A happy new year to you all!
I will first discuss our work over the past three months. Then, I will describe our goal for the next three months.
Q4 in Review
Ambuda has had a productive but curious quarter.
This quarter, we created Vidyut, a sophisticated Sanskrit processing toolkit. Vidyut is almost ready for use on Ambuda, and we look forward to showing you the results of our work soon. As a preview, here is a demo of our Paninian word generator — special thanks to Shreevatsa R. for preparing this code for use in a web browser.
In addition, Kishore has made great progress on simplifying our onboarding and development setup, which will greatly improve our ability to onboard new engineers. Special thanks to Ashwin for his assistance here as well.
Next, our proofing work continues to go well. Suhas has conducted multiple trials of paid proofing to see how that might accelerate our work. Our initial trials have been very promising, and we look forward to continuing that work in the new year.
Finally, we have clearer strategies in place for creating a legal framework for our project and pursuing official non-profit status. This process takes time, and I will share updates when the time is right. Thanks especially to Ashwin for his recommendations here.
At the same time, however, most of the work above was not on our Q3 roadmap. I did not expect to be writing Vidyut, and creating its components took more time than I had thought. So although we have made substantial progress, there’s a feeling of having missed the mark.
I’ve also learned from conversations with our community that it’s not always obvious what Ambuda’s top priorities are or how to track progress on our overall project.
I think I can do a better job of crisply stating our goals and making our priorities clear. To start, I would like to describe the core of Ambuda, which will always be our project’s top priority.

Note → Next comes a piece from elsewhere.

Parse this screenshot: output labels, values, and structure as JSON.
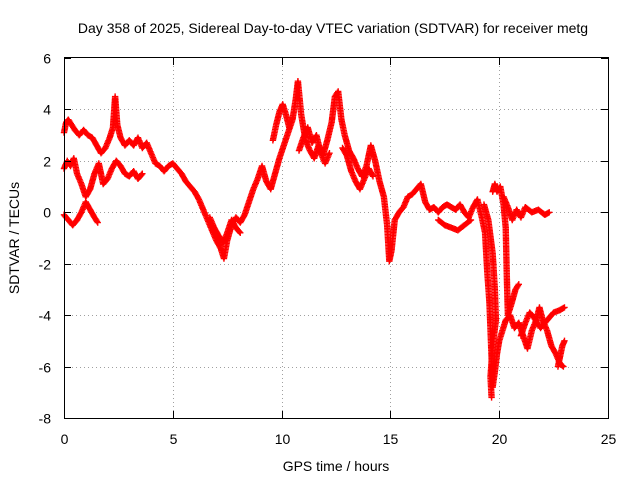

I think of Ambuda as a pipeline. This pipeline has three critical stages, where each stage flows into the next. These three stages are:
Transcribing. We find scanned Sanskrit books and convert them to high-quality text files. We do so with the help of OCR tools, manual proofing, and applications like our proofing tool.
Structuring. Once we have a text file, we convert it into a structured format by defining headers, sections, footnotes, variant readings, and so on. So far, we have done so manually, which is tedious and error-prone.
Analyzing. Once a plain text file has been structured, we must analyze it by undoing sandhi and analyzing words. So far, we have reused data from other projects. In the future, we can use Vidyut for this task.
With this simple model in mind, here are the challenges we must face at each stage:
Transcribing can subsist on volunteer effort alone. But to truly scale, we need money. In addition, there is still plenty of room to improve our proofing tools and remove more of the tedium required in proofing a text.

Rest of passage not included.